Été pourri à Melun Plage
Nicolas Duplessier
L’Atelier Mosésu
Je me méfie toujours des premiers romans. Entre les éditeurs qui sortent tout et n’importe quoi et les auteurs lancés dans une course à la publication à tout prix et à toute vitesse,[1] le festival des bronzes ne manque pas de matière. Et chacun de se justifier que “c’est un premier roman”, donc s’il est bancal, rien de plus normal.
Je pourrais me lancer dans une longue démonstration comme quoi cet argument vaut peau de zob. Parce que je suis une grosse feignasse, je me contenterais d’un contre-exemple imparable :
Ceci posé, quid d’Eté pourri à Melun Plage ?
Un bon roman, une bonne surprise.
“Malgré mon job de misère, je suis installé dans une routine presque confortable qui me rassure sur la stabilité des choses. Une vie sans but et sans rêves. Comme beaucoup, j’ai perdu la capacité de rêver.”
Un bouquin bien de son temps, plein de pluie, de grisaille, de précarité, de morosité… A notre époque formidable, les auteurs de noir n’ont pas besoin de forcer le trait pour dépeindre un monde de merde. Suffit d’allumer le JT pour te plonger dans l’ambiance de Melun Plage. T’es tout de suite dedans.
Florian aussi est dedans, et jusqu’au cou. Ni super-flic ni super-héros, juste super normal. Et super casse-gueule, mine de rien, parce que le type lambda catapulté dans les emmerdes est un archétype narratif, un classique utilisé 272546 fois en littérature ou au cinéma – j’ai recompté.
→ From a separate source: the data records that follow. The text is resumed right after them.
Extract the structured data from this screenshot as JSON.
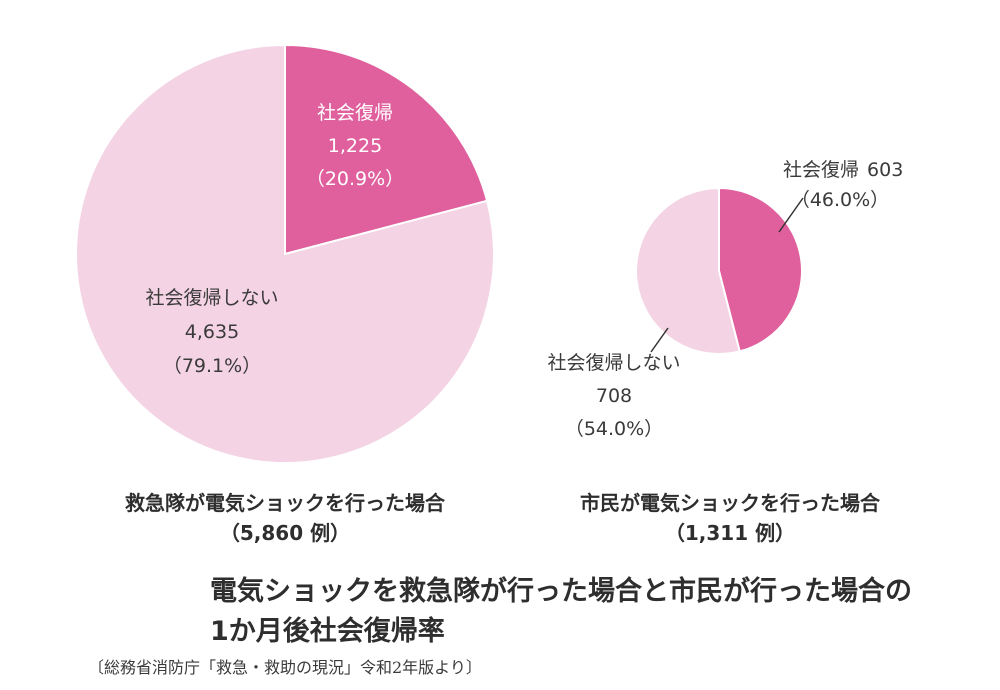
{
  "colors": {
    "social_return": "#e0609e",
    "no_return": "#f4d4e4",
    "separator": "#ffffff",
    "leader_line": "#333333"
  },
  "chart_data": [
    {
      "type": "pie",
      "caption": "救急隊が電気ショックを行った場合",
      "caption_sub": "（5,860 例）",
      "total": 5860,
      "slices": [
        {
          "label": "社会復帰",
          "value": 1225,
          "value_text": "1,225",
          "percent": 20.9,
          "percent_text": "（20.9%）",
          "color_key": "social_return"
        },
        {
          "label": "社会復帰しない",
          "value": 4635,
          "value_text": "4,635",
          "percent": 79.1,
          "percent_text": "（79.1%）",
          "color_key": "no_return"
        }
      ]
    },
    {
      "type": "pie",
      "caption": "市民が電気ショックを行った場合",
      "caption_sub": "（1,311 例）",
      "total": 1311,
      "slices": [
        {
          "label": "社会復帰",
          "value": 603,
          "value_text": "603",
          "percent": 46.0,
          "percent_text": "（46.0%）",
          "color_key": "social_return"
        },
        {
          "label": "社会復帰しない",
          "value": 708,
          "value_text": "708",
          "percent": 54.0,
          "percent_text": "（54.0%）",
          "color_key": "no_return"
        }
      ]
    }
  ],
  "title": {
    "line1": "電気ショックを救急隊が行った場合と市民が行った場合の",
    "line2": "1か月後社会復帰率"
  },
  "source": "〔総務省消防庁「救急・救助の現況」令和2年版より〕"
}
Pas évident de sortir du lot, donc.
A l’arrivée, le personnage de Florian fonctionne très bien. Résumé en un mot : humain. Il peut faire preuve de courage comme de lâcheté, prendre la situation en main ou la voir lui échapper, se retrouver en difficulté ou en position de force, passer de la fulgurance géniale à la décision débile… Comme dans la vraie vie.
Pour moi, il est là le gros intérêt d’Eté pourri à Melun Plage. Un type normal qui fait ce qu’il peut. Loin des anti-héros foireux jusqu’à la caricature… loin des gus soi-disant inoffensifs mais qui sont en réalité d’anciens commandos invincibles. Comme disait le roi Arthur, “c’est ça le truc, ça a l’air vrai”.
[……………………………………………………………………………………………………………………………………………………………………………………………………………………………………………………] (Espace d’expression libre où le lecteur glissera la transition de son choix. Vous avez 4 heures. L’usage de la calculatrice est interdit.)
Eté pourri se démarque de nombre de premiers romans par une bonne qualité d’écriture.
Point de brouettes d’adverbes en -ment, de phrases-fleuves alambiquées, de dialogues scolaires qui convoquent à tour de bras les dit-il, répondit-elle et autre demanda Machin.
Phrases courtes, percutantes, efficaces. Une bonne dose d’humour acide, mordant, grinçant, cynique ou caustique, au choix (tu peux entourer plusieurs réponses). Bref, un style tonique, la marque de fabrique du roman noir.
Si je devais formuler une critique… et je ne vois pas pourquoi je pars dans de l’hypothétique, puisque je vais, de toute façon, la formuler… Une critique, donc, sur deux influences très perceptibles, Colize et Tarantino. Y a pire, vous me direz.[2]
Attention, je parle d’influence, pas d’une allègre repompe sur le voisin. Des petites choses “qui font penser à”, des phrases, des scènes qui ne dépareilleraient pas chez l’un ou l’autre. Alors c’est délicat, parce qu’un auteur est toujours influencé par ses lectures passées. L’écrivain vierge n’existe pas, on trouve toujours en farfouillant la marque de Machin ou Trucmuche.
Pour le coup, l’argument “premier roman” tient la route. Se détacher de ses maîtres à penser demande du temps de maturation et de la pratique. Dans le prochain, qui sait ?…
Je note le nom de Duplessier dans ma liste d’auteurs à suivre de près. Autant dire que j’ai déjà quelques attentes placées dans son prochain bouquin, qui n’aura de facto plus l’excuse d’être une première œuvre.
Mon petit Nicolas, Sempé dixit, te voilà guetté au tournant. Sans vouloir te mettre la pression, hein…
(Ce roman a été récompensé par un K d’Or.)
[1]. J’ai un stock de “à” qui arrive à la date de péremption. Si intéressé, voir mon annonce sur Jacquie et Michel Contact eBay.
[2]. Même si le second ne pond que de la daube depuis une quinzaine d’années, il quand même accouché de bons films à ses débuts.